Epifanias linguísticas – Beefs & Frogs

De vez em quando acontecem-me epifanias linguísticas, nada de muito grave – coisa que se resolve com bons dicionários que permitam fazer o caminho até à etimologia das palavras. O que se passa é que, não raro, estabelecem-se no meu cérebro ligações entre palavras que normalmente convivem, sem suspeitarmos de que sejam da mesma família. Quando se dá o clique costumo ir atrás do fio até encontrar a meada e frequentemente confirmo que estas palavras estão mesmo ligadas pela raiz.

Pois, ao longo do tempo, tenho vindo a descobrir fortes laços de parentesco entre dois idiomas que nasceram de famílias afastadas. E se vos disser que a língua inglesa está pejada de palavras francesas? Para quem não anda nos terrenos da linguística, esta afirmação pode ser chocante. Como é sabido, por motivos históricos, os ingleses (beefs*) e os franceses (frogs*) têm fortes reações alérgicas recíprocas. Até há pouco tempo, teimavam, inclusivamente, em não falar o idioma do vizinho ao visitarem os países respetivos – assisti há uns anos a um episódio em que um casal de ingleses, num restaurante, em Paris, insistia em falar inglês como se não houvesse outra língua e o empregado de mesa insistia também em não arredar do seu francês – os ingleses desistiram e saíram furiosos sem chegarem sequer a beber água: gauloises 1- brits 0. Os frogs e os beefs não se dão especialmente bem, já sabemos, mas suspeito de que poucos de entre eles têm grande consciência do peso que a língua francesa tem na língua inglesa. Para quem ainda não tenha percebido, a cultura e a moda são dois fatores realmente poderosos e, nestes particulares, os nossos amigos franceses marcaram o mundo de forma indelével. Passemos então a identificar os “invasores”. Comecemos logo pela palavra “beef”, que tem origem, nada mais, nada menos do que no francês “boeuf”. E a lista é interminável. Acredita-se que 45 % das palavras inglesas têm origem no francês, o que deverá rondar as 80 000 palavras.

Já pensou que quando em inglês diz “Sure!” a expressão original é o “Bien sure!” do francês? E que o “alas” dos ingleses é o “hélas” dos franceses? E que o “advertisement” vem do “avertissement”?  E que o tão inglês “dandelion” é o “dent-de-lion” dos franceses? Sente-se, então, que se segue uma pequena lista das mais correntes: air – air, attitude – attitude, bottle – bouteille, chamber – chambre, farm – ferme, flower – fleur, forest – forêt, hotel – hôtel, image – image, joy – joie, lamp – lampe, miracle – miracle, money – monnaie, parachute – para-chute, parent – parent, siege – siège, stranger – étranger, source – source, to engage – engager, to marry – se marier, to mock – se moquer de, to reinforce – renforcer, table – table, tablet – tablette, voyage – voyage, mercy – merci…

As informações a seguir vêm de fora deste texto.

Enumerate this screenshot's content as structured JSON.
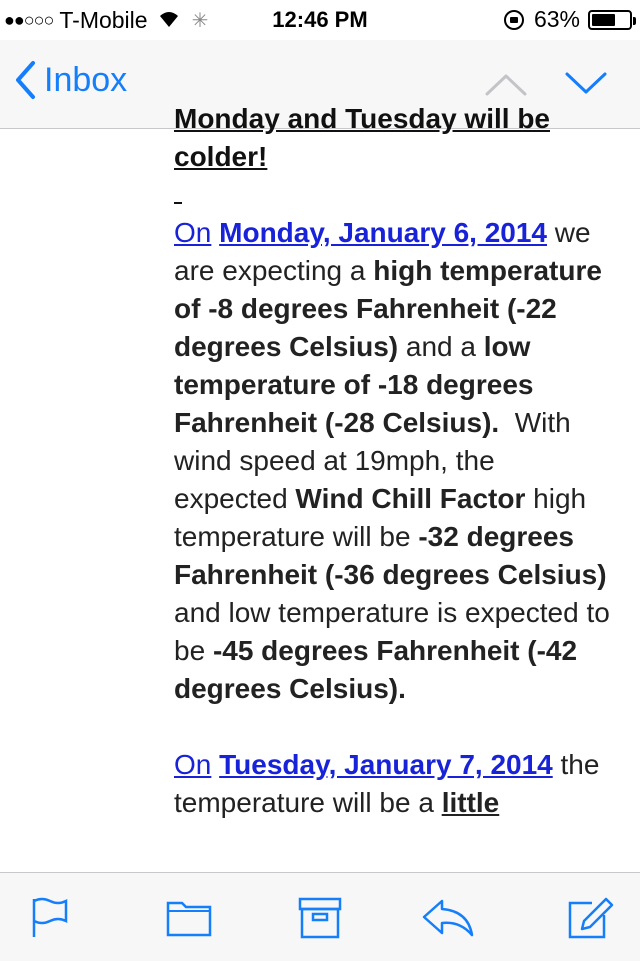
{
  "status_bar": {
    "carrier": "T-Mobile",
    "time": "12:46 PM",
    "battery": "63%",
    "battery_level": 0.63
  },
  "nav": {
    "back_label": "Inbox"
  },
  "email": {
    "heading_line1": "Monday and Tuesday will be",
    "heading_line2": "colder!",
    "para1": {
      "on": "On",
      "date": "Monday, January 6, 2014",
      "t1": "we are expecting a",
      "b1": "high temperature of -8 degrees Fahrenheit (-22 degrees Celsius)",
      "t2": "and a",
      "b2": "low temperature of -18 degrees Fahrenheit (-28 Celsius).",
      "t3": "With wind speed at 19mph, the expected",
      "b3": "Wind Chill Factor",
      "t4": "high temperature will be",
      "b4": "-32 degrees Fahrenheit (-36 degrees Celsius)",
      "t5": "and low temperature is expected to be",
      "b5": "-45 degrees Fahrenheit (-42 degrees Celsius)."
    },
    "para2": {
      "on": "On",
      "date": "Tuesday, January 7, 2014",
      "t1": "the temperature will be a",
      "b1": "little"
    }
  }
}
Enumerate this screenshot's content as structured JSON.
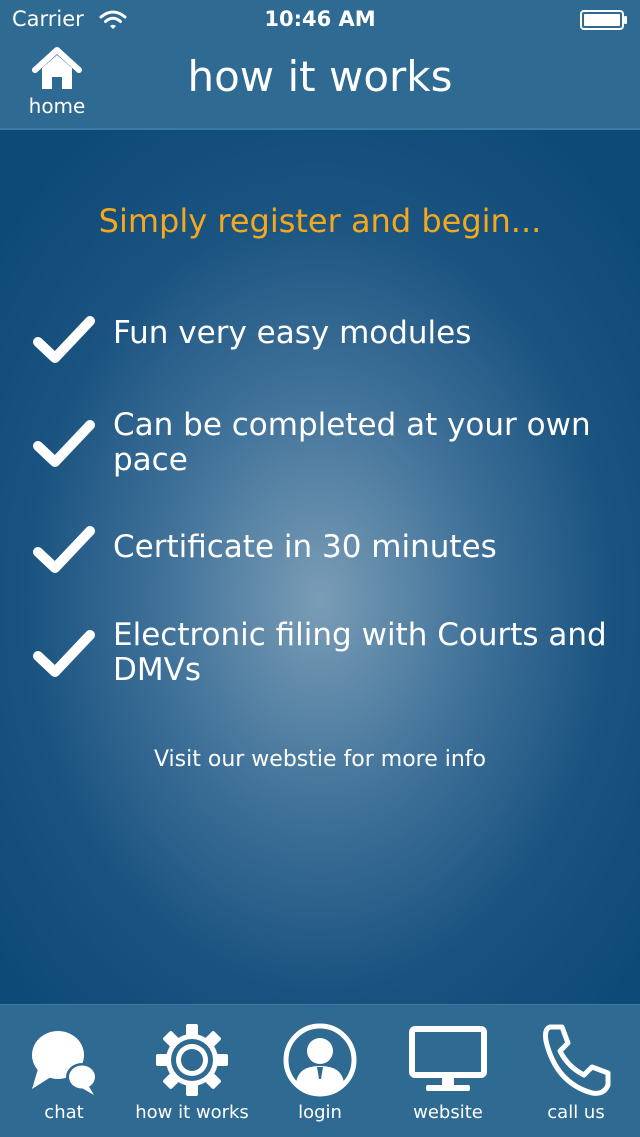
{
  "status_bar": {
    "carrier": "Carrier",
    "time": "10:46 AM"
  },
  "nav": {
    "home_label": "home",
    "title": "how it works"
  },
  "content": {
    "headline": "Simply register and begin...",
    "features": [
      "Fun very easy modules",
      "Can be completed at your own pace",
      "Certificate in 30 minutes",
      "Electronic filing with Courts and DMVs"
    ],
    "link": "Visit our webstie for more info"
  },
  "tabs": [
    {
      "label": "chat",
      "icon": "chat-bubbles-icon"
    },
    {
      "label": "how it works",
      "icon": "gear-icon"
    },
    {
      "label": "login",
      "icon": "user-icon"
    },
    {
      "label": "website",
      "icon": "monitor-icon"
    },
    {
      "label": "call us",
      "icon": "phone-icon"
    }
  ],
  "colors": {
    "bar": "#2e6a91",
    "accent": "#f4a81d",
    "background": "#1a5380"
  }
}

Tenham mercê dos britânicos, que não é fácil sobreviver a tamanha invasão da cultura francesa. Mas, se não os podemos vencer podemos sempre adotá-los / adaptá-los, e os ingleses fizeram-no de tal modo que, se não formos à procura do fio que nos leve até à meada, não encontraremos a “prova do crime” – e mesmo que a forma ainda se reconheça, a pronúncia afasta-nos em absoluto da origem. Nisto de adotar e adaptar palavras estrangeiras, os ingleses, franceses, espanhóis e brasileiros são profissionais. Já nós, tendemos a ser puristas e a manter as palavras na forma original, deixando as bandeirinhas dos “invasores” à vista no nosso mapa.

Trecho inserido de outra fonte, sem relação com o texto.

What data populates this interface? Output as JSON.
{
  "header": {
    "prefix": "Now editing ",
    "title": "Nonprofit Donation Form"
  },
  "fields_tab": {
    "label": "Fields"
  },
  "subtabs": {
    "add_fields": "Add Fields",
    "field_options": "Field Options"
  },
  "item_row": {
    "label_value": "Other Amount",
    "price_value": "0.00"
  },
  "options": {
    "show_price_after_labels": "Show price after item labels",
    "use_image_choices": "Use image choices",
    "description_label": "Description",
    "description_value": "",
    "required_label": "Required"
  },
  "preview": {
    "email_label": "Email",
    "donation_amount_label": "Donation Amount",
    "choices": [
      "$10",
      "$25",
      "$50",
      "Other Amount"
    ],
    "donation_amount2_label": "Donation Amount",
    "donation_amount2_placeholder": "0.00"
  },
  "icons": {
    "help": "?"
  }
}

Aqui fica mais um tema para próximas croniquetas. Sim, que isto da língua é bem mais sério do que os nossos governantes alguma vez se dignaram pensar. E, a propósito, porque será que não temos uma academia das letras? Não sei se repararam que o último grandeDicionário da Língua Portuguesa Contemporânea – o da acesa polémica do “bué”, entre outras – foi obra da Academia das Ciências de Lisboa (2001).

 

Honi soit qui mal y pense!

 

* Os franceses designam os ingleses por “rosbif”; consta que inicialmente apenas porque eles cozinhavam assim a carne (“roast beef” – e daqui virá também o nosso “rosbife”, designação para uma determinada peça da carne de vaca cozinhada de uma forma específica), ápodo que posteriormente se tornou insultuoso. Já os ingleses designam os franceses por “frogs”; comummente pensa-se que por comerem rãs, mas os estudiosos têm uma explicação mais científica; extensa demais para partilhar aqui. Hoje em dia, este ápodo também ganhou uma carga negativa que não teria inicialmente.